En Las aureolas de Cristo se encuentra ya su primera crucifixión, a la que se superpone el tema de las Tentaciones de San Antonio: Satán y las legiones fantásticas atormentan al crucificado (1885 o 1886), que tiene también versión grabada (Cristo atormentado por los demonios). El mismo año (o tal vez algo más tarde) dibuja El Calvario, obra con la que, sin tapujos, se sitúa a sí mismo sobre la cruz, con aureola, corona de espinas y una cartela con su nombre sobre su cabeza; el crítico Edouard Fétis, que interpreta el papel de Longino, le clava una lanza con su nombre en el costado y, entre los asistentes, un hombre lleva en la espalda las “XX” de Los Veinte. El mismo Fétis y el anteriormente mencionado Sulzberger flanquean, en el papel de verdugos, al melancólico Ecce Homo, coronado de espinas, en el que se transmuta Ensor en 1891, fecha también del terrorífico Varón de dolores, chorreante de sangre, una de las obras más salvajes de Ensor. De entre las varias decenas de Cristos que dibujó, pintó o grabó, otros, frecuentemente datables en la década a la que nos referimos, se han interpretado como autorretratos.

Es difícil saber hasta qué punto era Ensor ateo o en qué medida se tomaba en serio su identificación con el crucificado. En sus escenas religiosas hay un grupo, que incluiría algunas de Las aureolas de Cristo o el Cristo calmando la tempestad (1891), que parece traslucir, si no un sentimiento piadoso, sí un algo sublime, fundamentalmente a través del tratamiento lumínico, que remite en última instancia a Rembrandt. Pero son una excepción; la pantomima, el desparpajo carnavalesco, la visión esperpéntica, cruel e inmisericorde que aplicó a toda su mejor obra se extendió también a sus autorretratos, religiosos o laicos. Frente a la serenidad heróica con que se pinta Gauguin exactamente en las mismas fechas como Cristo en el Monte de los Olivos o en su Cristo amarillo, Ensor, en la tradición grotesca y alucinatoria de El Bosco y Brueghel, no deja títere con cabeza, ni siquiera la suya.

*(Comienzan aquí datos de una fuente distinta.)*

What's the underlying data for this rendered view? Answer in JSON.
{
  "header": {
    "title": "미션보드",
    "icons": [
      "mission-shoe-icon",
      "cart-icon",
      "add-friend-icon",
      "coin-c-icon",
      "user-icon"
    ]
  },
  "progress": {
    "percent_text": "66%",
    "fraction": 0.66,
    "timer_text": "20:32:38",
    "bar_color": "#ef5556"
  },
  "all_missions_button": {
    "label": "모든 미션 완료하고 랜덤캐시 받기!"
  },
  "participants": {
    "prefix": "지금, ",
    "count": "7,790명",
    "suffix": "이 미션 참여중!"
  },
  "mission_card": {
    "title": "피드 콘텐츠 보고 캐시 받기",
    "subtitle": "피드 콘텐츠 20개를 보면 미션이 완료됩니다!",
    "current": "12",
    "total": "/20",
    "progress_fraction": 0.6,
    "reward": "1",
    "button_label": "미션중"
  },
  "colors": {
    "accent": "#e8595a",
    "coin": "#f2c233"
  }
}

Su aportación a la iconografía del artista-Cristo reside, fundamentalmente, en la brutalidad que vierte en las imágenes, en la anulación de cualquier sentimiento místico o lírico (tan frecuente entre los simbolistas), en la transformación de las escenas de manera que hacen referencia directa a su situación personal e histórica. Ensor no se limita a poner su cara en lugar de la de Cristo. Criado en una región aficionada a las procesiones, él mismo participó de adolescente, en el papel San Juan Bautista, en la “Bendición del mar” en Ostende. En sus obras, Ensor se disfraza de Cristo para la procesión, que tiene lugar en las calles de Ostende o de Bruselas, en su tiempo, y en la que toman parte sus propios contemporáneos, revestidos de máscaras sacrificiales. Hay en ellas mucho de parodia, pero también mucho de verdadera conciencia de víctima, y de orgullo. Se autocompadece y, a la vez, se ríe de su autocompasión. Se transforma en un payaso redentor no muy distinto a los que pintara Rouault, pero con una mucho mayor carga de ironía, de furia y de asco. En el fondo de todas sus contradicciones, sin embargo, lo que parece haber es una afirmación de un YO épico, puro, mesiánico y cuasi divino.

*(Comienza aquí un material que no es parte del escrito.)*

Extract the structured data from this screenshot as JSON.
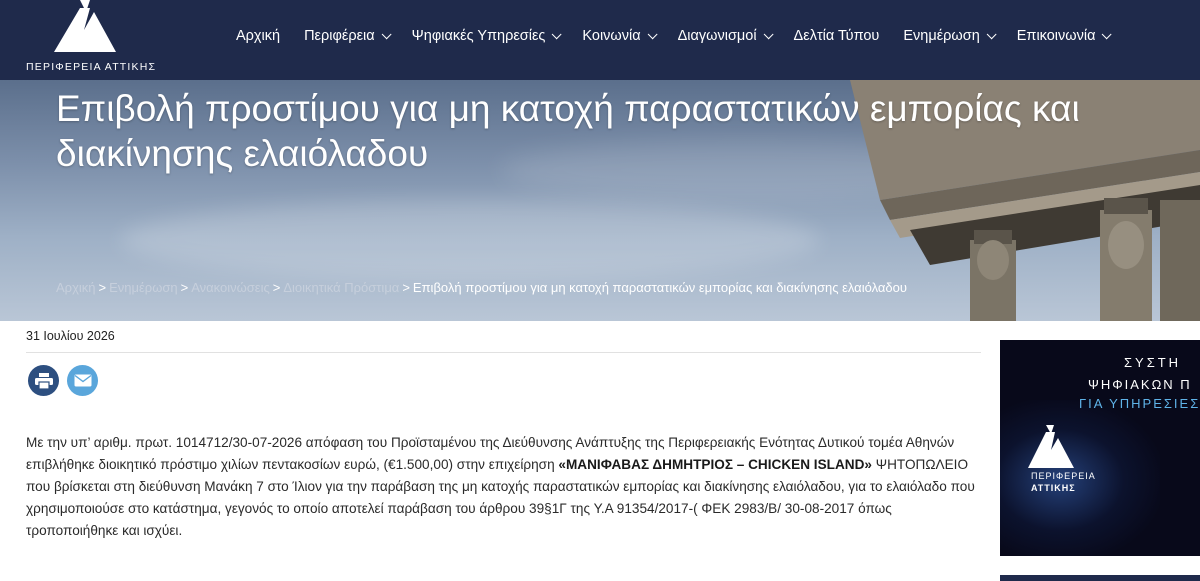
{
  "brand": {
    "logo_text": "ΠΕΡΙΦΕΡΕΙΑ ΑΤΤΙΚΗΣ",
    "primary_color": "#1f2a4b"
  },
  "nav": {
    "items": [
      {
        "label": "Αρχική",
        "has_dropdown": false
      },
      {
        "label": "Περιφέρεια",
        "has_dropdown": true
      },
      {
        "label": "Ψηφιακές Υπηρεσίες",
        "has_dropdown": true
      },
      {
        "label": "Κοινωνία",
        "has_dropdown": true
      },
      {
        "label": "Διαγωνισμοί",
        "has_dropdown": true
      },
      {
        "label": "Δελτία Τύπου",
        "has_dropdown": false
      },
      {
        "label": "Ενημέρωση",
        "has_dropdown": true
      },
      {
        "label": "Επικοινωνία",
        "has_dropdown": true
      }
    ]
  },
  "hero": {
    "title": "Επιβολή προστίμου για μη κατοχή παραστατικών εμπορίας και διακίνησης ελαιόλαδου"
  },
  "breadcrumb": {
    "items": [
      "Αρχική",
      "Ενημέρωση",
      "Ανακοινώσεις",
      "Διοικητικά Πρόστιμα"
    ],
    "separator": ">",
    "current": "Επιβολή προστίμου για μη κατοχή παραστατικών εμπορίας και διακίνησης ελαιόλαδου"
  },
  "article": {
    "date": "31 Ιουλίου 2026",
    "body_before": "Με την υπ’ αριθμ. πρωτ. 1014712/30-07-2026 απόφαση του Προϊσταμένου της Διεύθυνσης Ανάπτυξης της Περιφερειακής Ενότητας Δυτικού τομέα Αθηνών επιβλήθηκε διοικητικό πρόστιμο χιλίων πεντακοσίων ευρώ, (€1.500,00) στην επιχείρηση ",
    "body_bold": "«ΜΑΝΙΦΑΒΑΣ ΔΗΜΗΤΡΙΟΣ – CHICKEN ISLAND»",
    "body_after": " ΨΗΤΟΠΩΛΕΙΟ που βρίσκεται στη διεύθυνση Μανάκη 7 στο Ίλιον για την παράβαση της μη κατοχής παραστατικών εμπορίας και διακίνησης ελαιόλαδου, για το ελαιόλαδο που χρησιμοποιούσε στο κατάστημα, γεγονός το οποίο αποτελεί παράβαση του άρθρου 39§1Γ της Υ.Α 91354/2017-( ΦΕΚ 2983/Β/ 30-08-2017 όπως τροποποιήθηκε και ισχύει."
  },
  "share": {
    "print_icon": "printer-icon",
    "mail_icon": "envelope-icon",
    "print_color": "#2d4f80",
    "mail_color": "#5aa6db"
  },
  "banner": {
    "line1": "ΣΥΣΤΗ",
    "line2": "ΨΗΦΙΑΚΩΝ Π",
    "line3": "ΓΙΑ ΥΠΗΡΕΣΙΕΣ Π",
    "logo_line1": "ΠΕΡΙΦΕΡΕΙΑ",
    "logo_line2": "ΑΤΤΙΚΗΣ"
  }
}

Aunque declaró no creer en el más allá en una entrevista que le hicieron en 1949, el año de su muerte, su educación católica y su conocimiento de la tradición artística le obligaron a pronunciar estas palabras en la misma ocasión: “Cristo es una figura muy grande. Muchos se han ocupado de ella. Cristo es una significación obligada” (Le Christ, c’est une signification obligatoire).

Lamentablemente, la potencia creadora de Ensor se extinguió a medida que ganaba reconocimiento público. En 1940 pintó una versión de El Calvario de 1896. En ella, la cartela donde se leía ENSOR desapareció y, en la banderola unida a la lanza, la palabra FÉTIS fue sustituida por el tradicional INRI. En Ensor se había apaciguado, hacía ya mucho tiempo, la rabia.